The United Kingdom has introduced the Product Security and Telecommunications Infrastructure (PSTI) Act, which is a set of new regulations designed to improve the safety of smart home devices. The government AnnounceThese rules will prohibit easy-to-guess default passwords, require disclosure of security update release dates, etc.—and impose hefty fines.
The new rules were initially Proposed last yearAfter a long period of negotiation, there is basically no change. The first is to prohibit default passwords that are easy to guess, including classic passwords such as “password” and “administrator”. According to the law, all passwords attached to new devices will “must be unique and cannot be reset to any common factory settings”.
“Most of us believe that if the product is sold, it is safe and reliable. But many people are not, which puts too many of us at risk of fraud and theft,” said British Minister Julia Lopez. “Our bill will set up firewalls for everyday technology from telephones and thermostats to dishwashers, baby monitors and doorbells, and impose huge fines on those who violate strict new safety standards.”
Next, the manufacturer must tell customers at the point of sale and let them know the minimum time requirements for security patches and updates. If the product is not included, that fact must be disclosed.
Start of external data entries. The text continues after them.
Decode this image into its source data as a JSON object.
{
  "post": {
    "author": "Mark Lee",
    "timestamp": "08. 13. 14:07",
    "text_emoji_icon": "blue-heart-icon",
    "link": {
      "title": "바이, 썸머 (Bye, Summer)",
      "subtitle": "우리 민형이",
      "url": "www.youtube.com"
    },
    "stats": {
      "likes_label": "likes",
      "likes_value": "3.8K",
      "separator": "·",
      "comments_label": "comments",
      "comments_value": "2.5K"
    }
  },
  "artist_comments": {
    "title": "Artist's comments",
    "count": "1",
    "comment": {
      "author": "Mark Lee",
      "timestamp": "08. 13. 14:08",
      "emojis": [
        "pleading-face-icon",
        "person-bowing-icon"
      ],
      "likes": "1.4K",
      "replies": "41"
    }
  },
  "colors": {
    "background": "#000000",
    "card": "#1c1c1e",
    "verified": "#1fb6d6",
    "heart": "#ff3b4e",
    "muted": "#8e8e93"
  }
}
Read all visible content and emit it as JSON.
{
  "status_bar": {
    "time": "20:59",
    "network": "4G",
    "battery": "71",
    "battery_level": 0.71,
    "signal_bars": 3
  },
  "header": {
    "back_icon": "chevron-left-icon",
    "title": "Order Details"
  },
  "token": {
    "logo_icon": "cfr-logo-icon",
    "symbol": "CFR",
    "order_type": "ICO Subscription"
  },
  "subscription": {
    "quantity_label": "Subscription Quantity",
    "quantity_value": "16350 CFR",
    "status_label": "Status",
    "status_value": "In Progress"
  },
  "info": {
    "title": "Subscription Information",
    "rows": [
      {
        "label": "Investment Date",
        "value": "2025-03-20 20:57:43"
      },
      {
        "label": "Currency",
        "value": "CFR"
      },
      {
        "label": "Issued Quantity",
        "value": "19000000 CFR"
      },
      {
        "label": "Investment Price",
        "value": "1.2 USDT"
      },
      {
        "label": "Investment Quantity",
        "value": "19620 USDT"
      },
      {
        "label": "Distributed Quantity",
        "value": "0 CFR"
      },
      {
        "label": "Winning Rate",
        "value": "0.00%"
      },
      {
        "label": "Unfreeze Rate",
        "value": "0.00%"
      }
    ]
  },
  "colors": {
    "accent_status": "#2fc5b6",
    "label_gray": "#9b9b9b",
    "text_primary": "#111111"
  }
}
Finally, manufacturers must provide a public point of contact for security researchers so that they can easily disclose defects and vulnerabilities.
The government wants to reduce attacks on home devices, with 1.5 billion attempts to hack into Internet of Things (IoT) devices in the first half of 2020 alone. For example, it cited an attack in 2017 in which hackers stole data from casinos by attacking fish tanks connected to the Internet. It added, “In extreme cases, hostile groups use poor security features to access people’s webcams.”
These rules will be overseen by a regulatory agency, which will be appointed after the bill enters into force. The fine can be as high as £10 million (US$13.3 million) or 4% of the company’s total revenue-up to £20,000 per day for continued violations. The law applies not only to manufacturers, but also to companies importing technology products into the UK. Products include smart phones, routers, security cameras, game consoles and home speakers, as well as Internet-enabled appliances and toys.
All products recommended by Engadget are selected by our editorial team, independent of our parent company. Some of our stories include affiliate links. If you purchase goods through one of these links, we may receive affiliate commissions.